What, you thought this was just going to be one series? Come on! Utopia creator Dennis Kelly obviously has much more in store for the odd gang as the first part of their story comes to an end.
And what a powerful end it was too. With Janus about to be inflicted upon the UK, and about to sterilise most of the population, our heroes spring into action – though a number of twists along the way prevent everything from going smoothly.
The twists come thick and fast, and first up is a doozy when we discover that Michael Dugdale’s Russian pregnant prostitute is, in fact, an agent. And a British one at that. Despite the violence of the scene, there’s a return to the more humorous nature of the show as she’s accidentally killed during the prolonged astonishment of her Scottish “lover”.
Dugdale’s role is revealed in the proceedings and it’s an interesting comment on how influence works these days – even the most powerful men and corporations or governments still need the little man, the civil servant, to sign off on their deeds. Furthering his character is the tying up, as it were, of his parental woes with his wife (they can’t have kids and it turned out the Russian pregnant prostitute was none of those things) as he takes care of young girl Alice, now without a mother, much to the chagrin of Grant.
The young boy spent most of the episode banged up forced to remember numbers from the manuscript whilst his mother was monitored with the potential threat of a torturing should he fail. It’s grim stuff for the lad and though he manages to kill his captor, who turns out to be the elusive Mr Rabbit (played by James Fox), we can’t help but wonder why there was no camera on Grant whilst in the room alone.
Of course, as we find out later, James Fox is not Mr Rabbit at all, and here’s another twist. Turns out to be the sometimes good, then sometimes bad, then good again, Milner (Geraldine James). Oh, and she’s definitely bad (for this series anyway). It’s a cracking moment when she and Jessica Hyde finally meet, one full of the tension we’ve come to expect throughout the series but one that features another twist.
Turns out Mr Rabbit was in control all along and the Utopia manuscripts were, by and large, meaningless – Jessica contained the answers all this time. And this is the moment when we realised all was not over for the show.
Elsewhere, during the final moments, the love story between Ian and Becky seemed to be going smoothly till illness forces her into making a heartbreaking decision. It was reminiscent of Blade Runner in some ways, lovers heading off into the sunshine, not knowing their future but the Deel’s sufferer had other plans – she didn’t want to be seen dying. A very strong beat indeed as she made her move away from Ian and Grant, palpably painful.

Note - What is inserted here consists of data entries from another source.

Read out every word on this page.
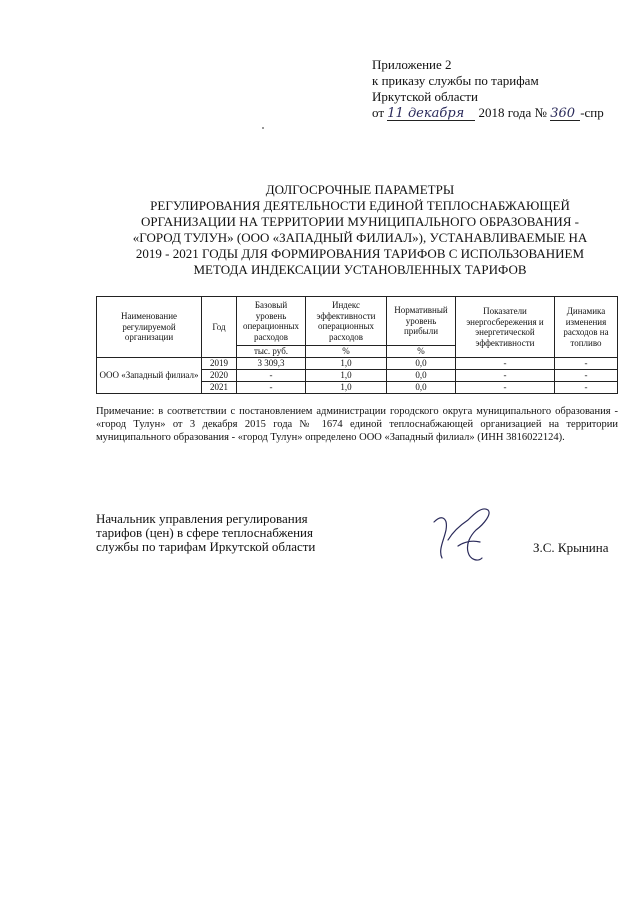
Приложение 2
к приказу службы по тарифам
Иркутской области
от 11 декабря 2018 года № 360 -спр
ДОЛГОСРОЧНЫЕ ПАРАМЕТРЫ
РЕГУЛИРОВАНИЯ ДЕЯТЕЛЬНОСТИ ЕДИНОЙ ТЕПЛОСНАБЖАЮЩЕЙ
ОРГАНИЗАЦИИ НА ТЕРРИТОРИИ МУНИЦИПАЛЬНОГО ОБРАЗОВАНИЯ -
«ГОРОД ТУЛУН» (ООО «ЗАПАДНЫЙ ФИЛИАЛ»), УСТАНАВЛИВАЕМЫЕ НА
2019 - 2021 ГОДЫ ДЛЯ ФОРМИРОВАНИЯ ТАРИФОВ С ИСПОЛЬЗОВАНИЕМ
МЕТОДА ИНДЕКСАЦИИ УСТАНОВЛЕННЫХ ТАРИФОВ
Наименование регулируемой организации	Год	Базовый уровень операционных расходов	Индекс эффективности операционных расходов	Нормативный уровень прибыли	Показатели энергосбережения и энергетической эффективности	Динамика изменения расходов на топливо
		тыс. руб.	%	%		
ООО «Западный филиал»	2019	3 309,3	1,0	0,0	-	-
	2020	-	1,0	0,0	-	-
	2021	-	1,0	0,0	-	-
Примечание: в соответствии с постановлением администрации городского округа муниципального образования - «город Тулун» от 3 декабря 2015 года № 1674 единой теплоснабжающей организацией на территории муниципального образования - «город Тулун» определено ООО «Западный филиал» (ИНН 3816022124).
Начальник управления регулирования
тарифов (цен) в сфере теплоснабжения
службы по тарифам Иркутской области	З.С. Крынина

For those craving answers, you got them. And some more questions. Utopia series one goes out on a high sustaining the admirable quality from the cast, writing, the superb direction, and exquisite soundtrack. Full marks to Channel Four and Dennis Kelly for a real breath of fresh air into the television schedules, a real creative and beautiful breath. The next series can’t come soon enough.
Aired at 10pm on Tuesday 19 February 2013 on Channel 4.